Revenant sur le thème de la violence attribuée à IRA, Birame dira que « ceux qui en détiennent les preuves sont vivement sollicités par la justice qui recherche des témoins pour pouvoir épingler l’organisation ». Selon lui, cette accusation est le signe de la mauvaise foi de ses détracteurs qui n’ont que « le mensonge et l’affabulation pour attaquer IRA », ajoutant que si son mouvement était violent, il n’allait pas être félicité par le Quai d’Orsay, ni par les organisations internationales et régionales des droits de l’Homme, telle que l’ONU, l’Union Européenne et l’Union Africaine, pour qui la non violence est une Charte de reconnaissance et de crédibilité.
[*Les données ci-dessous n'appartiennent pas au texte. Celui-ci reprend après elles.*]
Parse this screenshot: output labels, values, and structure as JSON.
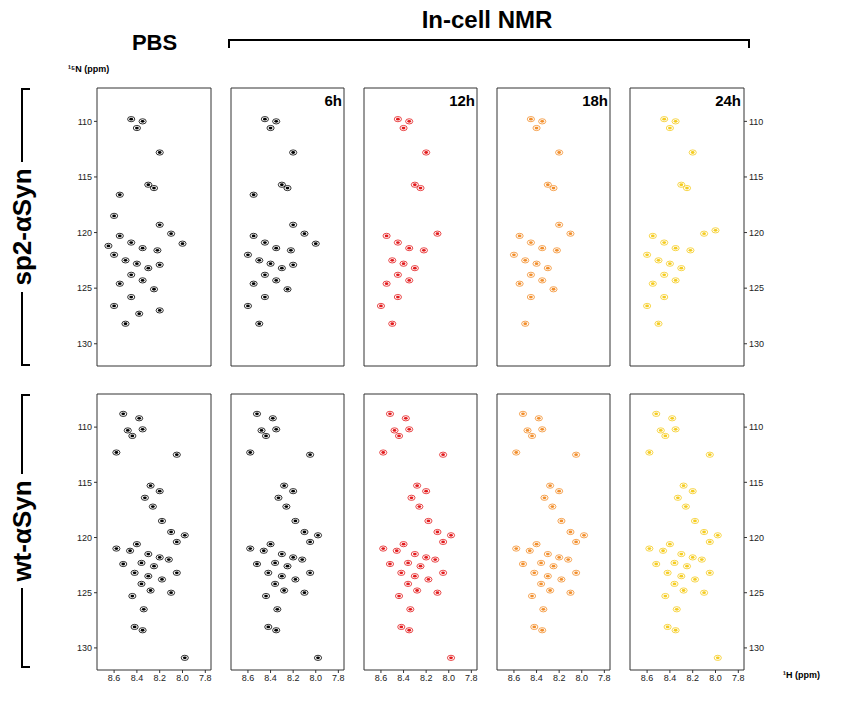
{
  "chart_data": [
    {
      "type": "scatter",
      "title": "PBS",
      "row_label": "sp2-αSyn",
      "y_label": "¹⁵N (ppm)",
      "color": "#000000",
      "xlim": [
        8.75,
        7.75
      ],
      "xticks": [
        8.6,
        8.4,
        8.2,
        8.0,
        7.8
      ],
      "ylim": [
        107,
        132
      ],
      "yticks": [
        110,
        115,
        120,
        125,
        130
      ],
      "tick_labels": "y",
      "x": [
        8.45,
        8.35,
        8.4,
        8.2,
        8.55,
        8.3,
        8.25,
        8.6,
        8.2,
        8.1,
        8.55,
        8.45,
        8.35,
        8.22,
        8.6,
        8.5,
        8.4,
        8.3,
        8.2,
        8.45,
        8.35,
        8.55,
        8.25,
        8.45,
        8.6,
        8.38,
        8.5,
        8.2,
        8.65,
        8.0
      ],
      "y": [
        109.8,
        110.0,
        110.6,
        112.8,
        116.6,
        115.7,
        116.0,
        118.5,
        119.3,
        120.1,
        120.3,
        120.9,
        121.4,
        121.6,
        122.0,
        122.5,
        122.8,
        123.2,
        122.9,
        123.8,
        124.3,
        124.6,
        125.1,
        125.8,
        126.6,
        127.3,
        128.2,
        127.0,
        121.2,
        121.0
      ]
    },
    {
      "type": "scatter",
      "title": "6h",
      "annotations": [
        "In-cell NMR"
      ],
      "color": "#000000",
      "xlim": [
        8.75,
        7.75
      ],
      "xticks": [
        8.6,
        8.4,
        8.2,
        8.0,
        7.8
      ],
      "ylim": [
        107,
        132
      ],
      "yticks": [
        110,
        115,
        120,
        125,
        130
      ],
      "tick_labels": false,
      "x": [
        8.45,
        8.35,
        8.4,
        8.2,
        8.55,
        8.3,
        8.25,
        8.2,
        8.1,
        8.55,
        8.45,
        8.35,
        8.22,
        8.6,
        8.5,
        8.4,
        8.3,
        8.2,
        8.45,
        8.35,
        8.55,
        8.25,
        8.45,
        8.6,
        8.5,
        8.0
      ],
      "y": [
        109.8,
        110.0,
        110.6,
        112.8,
        116.6,
        115.7,
        116.0,
        119.3,
        120.1,
        120.3,
        120.9,
        121.4,
        121.6,
        122.0,
        122.5,
        122.8,
        123.2,
        122.9,
        123.8,
        124.3,
        124.6,
        125.1,
        125.8,
        126.6,
        128.2,
        121.0
      ]
    },
    {
      "type": "scatter",
      "title": "12h",
      "color": "#e31a1c",
      "xlim": [
        8.75,
        7.75
      ],
      "xticks": [
        8.6,
        8.4,
        8.2,
        8.0,
        7.8
      ],
      "ylim": [
        107,
        132
      ],
      "yticks": [
        110,
        115,
        120,
        125,
        130
      ],
      "tick_labels": false,
      "x": [
        8.45,
        8.35,
        8.4,
        8.2,
        8.3,
        8.25,
        8.1,
        8.55,
        8.45,
        8.35,
        8.22,
        8.5,
        8.4,
        8.3,
        8.45,
        8.35,
        8.55,
        8.45,
        8.6,
        8.5
      ],
      "y": [
        109.8,
        110.0,
        110.6,
        112.8,
        115.7,
        116.0,
        120.1,
        120.3,
        120.9,
        121.4,
        121.6,
        122.5,
        122.8,
        123.2,
        123.8,
        124.3,
        124.6,
        125.8,
        126.6,
        128.2
      ]
    },
    {
      "type": "scatter",
      "title": "18h",
      "color": "#f28e2b",
      "xlim": [
        8.75,
        7.75
      ],
      "xticks": [
        8.6,
        8.4,
        8.2,
        8.0,
        7.8
      ],
      "ylim": [
        107,
        132
      ],
      "yticks": [
        110,
        115,
        120,
        125,
        130
      ],
      "tick_labels": false,
      "x": [
        8.45,
        8.35,
        8.4,
        8.2,
        8.3,
        8.25,
        8.2,
        8.1,
        8.55,
        8.45,
        8.35,
        8.22,
        8.6,
        8.5,
        8.4,
        8.3,
        8.45,
        8.35,
        8.55,
        8.25,
        8.45,
        8.5
      ],
      "y": [
        109.8,
        110.0,
        110.6,
        112.8,
        115.7,
        116.0,
        119.3,
        120.1,
        120.3,
        120.9,
        121.4,
        121.6,
        122.0,
        122.5,
        122.8,
        123.2,
        123.8,
        124.3,
        124.6,
        125.1,
        125.8,
        128.2
      ]
    },
    {
      "type": "scatter",
      "title": "24h",
      "color": "#f5cc1f",
      "xlim": [
        8.75,
        7.75
      ],
      "xticks": [
        8.6,
        8.4,
        8.2,
        8.0,
        7.8
      ],
      "ylim": [
        107,
        132
      ],
      "yticks": [
        110,
        115,
        120,
        125,
        130
      ],
      "tick_labels": "y",
      "x": [
        8.45,
        8.35,
        8.4,
        8.2,
        8.3,
        8.25,
        8.1,
        8.0,
        8.55,
        8.45,
        8.35,
        8.22,
        8.6,
        8.5,
        8.4,
        8.3,
        8.45,
        8.35,
        8.55,
        8.45,
        8.6,
        8.5
      ],
      "y": [
        109.8,
        110.0,
        110.6,
        112.8,
        115.7,
        116.0,
        120.1,
        119.8,
        120.3,
        120.9,
        121.4,
        121.6,
        122.0,
        122.5,
        122.8,
        123.2,
        123.8,
        124.3,
        124.6,
        125.8,
        126.6,
        128.2
      ]
    },
    {
      "type": "scatter",
      "row_label": "wt-αSyn",
      "color": "#000000",
      "xlim": [
        8.75,
        7.75
      ],
      "xticks": [
        8.6,
        8.4,
        8.2,
        8.0,
        7.8
      ],
      "ylim": [
        107,
        132
      ],
      "yticks": [
        110,
        115,
        120,
        125,
        130
      ],
      "tick_labels": true,
      "x": [
        8.52,
        8.38,
        8.48,
        8.44,
        8.35,
        8.58,
        8.05,
        8.28,
        8.2,
        8.33,
        8.26,
        8.18,
        8.1,
        7.98,
        8.05,
        8.4,
        8.46,
        8.3,
        8.2,
        8.12,
        8.36,
        8.25,
        8.52,
        8.42,
        8.3,
        8.18,
        8.05,
        8.36,
        8.28,
        8.44,
        8.34,
        8.42,
        8.35,
        7.98,
        8.58,
        8.1
      ],
      "y": [
        108.8,
        109.2,
        110.3,
        110.8,
        110.2,
        112.3,
        112.5,
        115.3,
        115.8,
        116.4,
        117.2,
        118.5,
        119.5,
        119.8,
        120.4,
        120.6,
        121.2,
        121.5,
        121.8,
        122.0,
        122.3,
        122.6,
        122.4,
        123.2,
        123.5,
        123.8,
        123.2,
        124.2,
        124.8,
        125.3,
        126.5,
        128.1,
        128.4,
        130.9,
        121.0,
        125.0
      ]
    },
    {
      "type": "scatter",
      "color": "#000000",
      "xlim": [
        8.75,
        7.75
      ],
      "xticks": [
        8.6,
        8.4,
        8.2,
        8.0,
        7.8
      ],
      "ylim": [
        107,
        132
      ],
      "yticks": [
        110,
        115,
        120,
        125,
        130
      ],
      "tick_labels": "x",
      "x": [
        8.52,
        8.38,
        8.48,
        8.44,
        8.35,
        8.58,
        8.05,
        8.28,
        8.2,
        8.33,
        8.26,
        8.18,
        8.1,
        7.98,
        8.05,
        8.4,
        8.46,
        8.3,
        8.2,
        8.12,
        8.36,
        8.25,
        8.52,
        8.42,
        8.3,
        8.18,
        8.05,
        8.36,
        8.28,
        8.44,
        8.34,
        8.42,
        8.35,
        7.98,
        8.58,
        8.1
      ],
      "y": [
        108.8,
        109.2,
        110.3,
        110.8,
        110.2,
        112.3,
        112.5,
        115.3,
        115.8,
        116.4,
        117.2,
        118.5,
        119.5,
        119.8,
        120.4,
        120.6,
        121.2,
        121.5,
        121.8,
        122.0,
        122.3,
        122.6,
        122.4,
        123.2,
        123.5,
        123.8,
        123.2,
        124.2,
        124.8,
        125.3,
        126.5,
        128.1,
        128.4,
        130.9,
        121.0,
        125.0
      ]
    },
    {
      "type": "scatter",
      "color": "#e31a1c",
      "xlim": [
        8.75,
        7.75
      ],
      "xticks": [
        8.6,
        8.4,
        8.2,
        8.0,
        7.8
      ],
      "ylim": [
        107,
        132
      ],
      "yticks": [
        110,
        115,
        120,
        125,
        130
      ],
      "tick_labels": "x",
      "x": [
        8.52,
        8.38,
        8.48,
        8.44,
        8.35,
        8.58,
        8.05,
        8.28,
        8.2,
        8.33,
        8.26,
        8.18,
        8.1,
        7.98,
        8.05,
        8.4,
        8.46,
        8.3,
        8.2,
        8.12,
        8.36,
        8.25,
        8.52,
        8.42,
        8.3,
        8.18,
        8.05,
        8.36,
        8.28,
        8.44,
        8.34,
        8.42,
        8.35,
        7.98,
        8.58,
        8.1
      ],
      "y": [
        108.8,
        109.2,
        110.3,
        110.8,
        110.2,
        112.3,
        112.5,
        115.3,
        115.8,
        116.4,
        117.2,
        118.5,
        119.5,
        119.8,
        120.4,
        120.6,
        121.2,
        121.5,
        121.8,
        122.0,
        122.3,
        122.6,
        122.4,
        123.2,
        123.5,
        123.8,
        123.2,
        124.2,
        124.8,
        125.3,
        126.5,
        128.1,
        128.4,
        130.9,
        121.0,
        125.0
      ]
    },
    {
      "type": "scatter",
      "color": "#f28e2b",
      "xlim": [
        8.75,
        7.75
      ],
      "xticks": [
        8.6,
        8.4,
        8.2,
        8.0,
        7.8
      ],
      "ylim": [
        107,
        132
      ],
      "yticks": [
        110,
        115,
        120,
        125,
        130
      ],
      "tick_labels": "x",
      "x": [
        8.52,
        8.38,
        8.48,
        8.44,
        8.35,
        8.58,
        8.05,
        8.28,
        8.2,
        8.33,
        8.26,
        8.18,
        8.1,
        7.98,
        8.05,
        8.4,
        8.46,
        8.3,
        8.2,
        8.12,
        8.36,
        8.25,
        8.52,
        8.42,
        8.3,
        8.18,
        8.05,
        8.36,
        8.28,
        8.44,
        8.34,
        8.42,
        8.35,
        8.58,
        8.1
      ],
      "y": [
        108.8,
        109.2,
        110.3,
        110.8,
        110.2,
        112.3,
        112.5,
        115.3,
        115.8,
        116.4,
        117.2,
        118.5,
        119.5,
        119.8,
        120.4,
        120.6,
        121.2,
        121.5,
        121.8,
        122.0,
        122.3,
        122.6,
        122.4,
        123.2,
        123.5,
        123.8,
        123.2,
        124.2,
        124.8,
        125.3,
        126.5,
        128.1,
        128.4,
        121.0,
        125.0
      ]
    },
    {
      "type": "scatter",
      "x_label": "¹H (ppm)",
      "color": "#f5cc1f",
      "xlim": [
        8.75,
        7.75
      ],
      "xticks": [
        8.6,
        8.4,
        8.2,
        8.0,
        7.8
      ],
      "ylim": [
        107,
        132
      ],
      "yticks": [
        110,
        115,
        120,
        125,
        130
      ],
      "tick_labels": true,
      "x": [
        8.52,
        8.38,
        8.48,
        8.44,
        8.35,
        8.58,
        8.05,
        8.28,
        8.2,
        8.33,
        8.26,
        8.18,
        8.1,
        7.98,
        8.05,
        8.4,
        8.46,
        8.3,
        8.2,
        8.12,
        8.36,
        8.25,
        8.52,
        8.42,
        8.3,
        8.18,
        8.05,
        8.36,
        8.28,
        8.44,
        8.34,
        8.42,
        8.35,
        7.98,
        8.58,
        8.1
      ],
      "y": [
        108.8,
        109.2,
        110.3,
        110.8,
        110.2,
        112.3,
        112.5,
        115.3,
        115.8,
        116.4,
        117.2,
        118.5,
        119.5,
        119.8,
        120.4,
        120.6,
        121.2,
        121.5,
        121.8,
        122.0,
        122.3,
        122.6,
        122.4,
        123.2,
        123.5,
        123.8,
        123.2,
        124.2,
        124.8,
        125.3,
        126.5,
        128.1,
        128.4,
        130.9,
        121.0,
        125.0
      ]
    }
  ]
}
« Je suis invité dans quelques jours à Genève par l’ONU pour présenter une communication sur l’esclavage en Mauritanie, une conférence spécifiquement taillée sur mesure pour IRA et son président, si je n’étais pas crédible, je n’allais pas bénéficier de si grands égards » soulignera-t-il, avant de rappeler sa sélection actuelle parmi les six personnalités de l’année 2012 qui se sont distinguées dans le monde par leurs actions dans le domaine des droits de l’homme. Pour Birame Ould Dah, « seule IRA et ses membres luttent effectivement contre l’esclavage en Mauritanie », mettant en exergue la démission de l’Etat, de ses institutions civiles et paramilitaires, celle des partis politiques, des personnalités nationales et de la société civile, qui n’agissent que « pour faire des déclarations pompeuses de principe, mais s’abstiennent de soutenir les victimes et de condamner les maîtres ».

Pour preuve, il dira que dans le cas de Rahme Mint Legreïvy, accusée de pratiques esclavagistes, tout le monde l’a soutenue, Etat, partis, personnalités, au détriment des victimes, la sexagénaire Salma et ses quatre enfants, qui n’ont reçu ni compensation pour des décennies d’asservissement, ni compassion de la part de la société. « Qui prend en charge Salma et ses enfants, qui les loge et qui les nourrit, si ce n’est IRA » dira Birame, qui fera remarquer, « pourtant Ould Abdel Aziz engrange chaque année des fonds importants versés par des organisations internationales des droits de l’homme et des mécènes destinés aux victimes de l’esclavage ; Salma et ses enfants n’ont rien reçu ». Birame a révélé par la suite, la punition infligée à Salma, interdite de voir sa fille, Yemma la victime de Rahme Mint Legreïvy, que le Procureur de la République aurait selon lui « séquestré quelque part ».

Pour lui, c’est le signe qu’un nouveau scénario destiné à détourner le procès à venir se prépare, ajoutant qu’à ce jour, aucun des membres de la famille plaignante, n’a été entendu par un magistrat conformément aux procédures en vigueur. Abordant la guerre ouverte contre les Ulémas et les érudits, Birame dira qu’il s’agit d’une guerre totale et sans merci, jusqu’à ce que la volonté de Dieu soit accomplie ou qu’ils se repentent de leurs médisances à son encontre. « Si la chaire des religieux est empoisonnée comme le dit l’adage, la chaire de Birame aussi est empoisonnée, comme celle des Harratines, des exclus et des marginalisés », ajoutera-t-il. Mais seulement, fera-t-il remarquer, « je ne m’attaque qu’aux érudits qui m’ont attaqué, Ould Habibourrahme, Ould Neini, Ould Deddew, Ould Sidi Yahya, entre autres, ceux qui ont publiquement rendu licite mon assassinat et l’appropriation de mes biens en me traitant d’apostat alors que j’atteste qu’il n’y a de Dieu qu’Allah et que Mohamed est son prophète ».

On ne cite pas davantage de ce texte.